Lululemon – It is a Canadian multinational athletic apparel retailer that designs and sells technical athletic wear, accessories, for activities like yoga, running, and training. It is the athleisure leader in premium performance apparel. Lululemon operates 767 stores globally. The U.S. is its largest market. In the U.S. alone it has 475 stores.
Under Armour – It is an American sports apparel brand. Currently it is repositioning after its revenue decline. Under the Under Armour brand, it has 400 stores worldwide.
Puma – Another global sportswear brand mixing athletic and streetwear trends. Puma is another German multinational sportswear company and is a leading manufacturer of athletic and casual footwear, apparel, and sports accessories. Puma operates 120 stores in the U.S., and it operates with a mix of its own stores and partnership with retailers and franchise partners. Puma distributes its products in over 120 countries through its wholesale and retail network.
Convenience Store Chains
7-Eleven – Its opening of 24 hours as convenience store throughout America. But its revenue has dropped $1.4 million per store since 2020. Its challenges are primarily related to shrinking foot traffic and the need to improve its franchisee profitability. Per store labor cost is up 19% and insurance is triple the cost. Independent stores are losing $40,000 to $60,000 per year. The store closing is affecting community. Its store and the gas station next to each other is a convenience for Americans. It has started the 7NOW delivery service and expanding its private-label products. On top it has an environmental goal to reduce its carbon footprint by 50% by 2030 and work towards using sustainability packaging. 7-Eleven has over 85,000 stores worldwide in 19 countries, of which around 13,229 stores are in the U.S. and Canada. It is also the world’s largest franchises in terms of sales. It is owned by Seven & i Holdings Co., Ltd., in Japan, with its headquarters in Tokyo. It operates a mix of corporate-owned, franchised and licensed stores globally.

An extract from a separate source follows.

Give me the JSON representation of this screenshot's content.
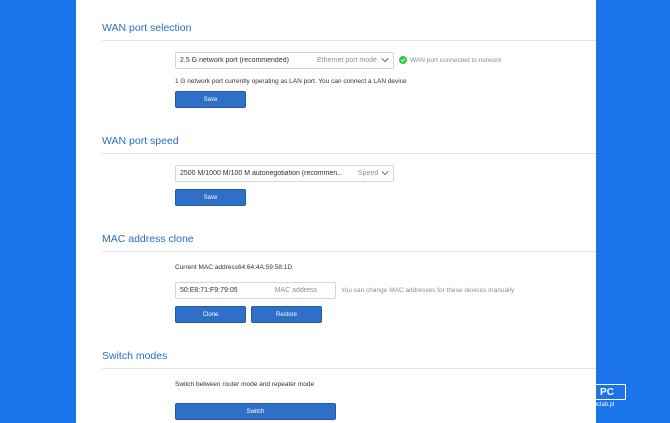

Circle K – It is owned by Canada’s Alimentation Couche-Tard who operates over 9,000 U.S. locations which are often paired with gas stations.
Pharmacy Chains
CVS – It is the largest pharmacy by market share of 25% in the U.S. It has over 9,700 locations. It overtook Walgreens as the most popular drugstore retailer. CVS is still profitable although it is aiming to close 270 stores this year. It is fair to say that both CVS and Walgreens are facing many of the same core challenges in the retail pharmacy industry. There is this consistent loss of profit on profit margins for prescription medications which is largely due to the negotiation power of pharmacy benefit managers. Both are struggling to compete in the “front-of-store” retail segment against e-commerce giants like Amazon, or big-box retails like Walmart and Costco which can offer lower prices and greater product selection.
Walgreens – It is a major American retail pharmacy chain that sells prescription and over-the-counter drugs along with a wide variety of general merchandise, health, and beauty products. It has photo services inside the stores. Once 9,000 locations and the giant pharmacy across the U.S., is closing 1,200 locations over the next three years, with 500 of those closures are expected in this year. It lost $6 billion since 2023. The rising cost of labor by 20% and theft increase by 30% resulted many things locked behind shelves. But today’s young customers prefer digital deliveries. It is the second largest pharmacies in the U.S. with a market share of 18% by revenue.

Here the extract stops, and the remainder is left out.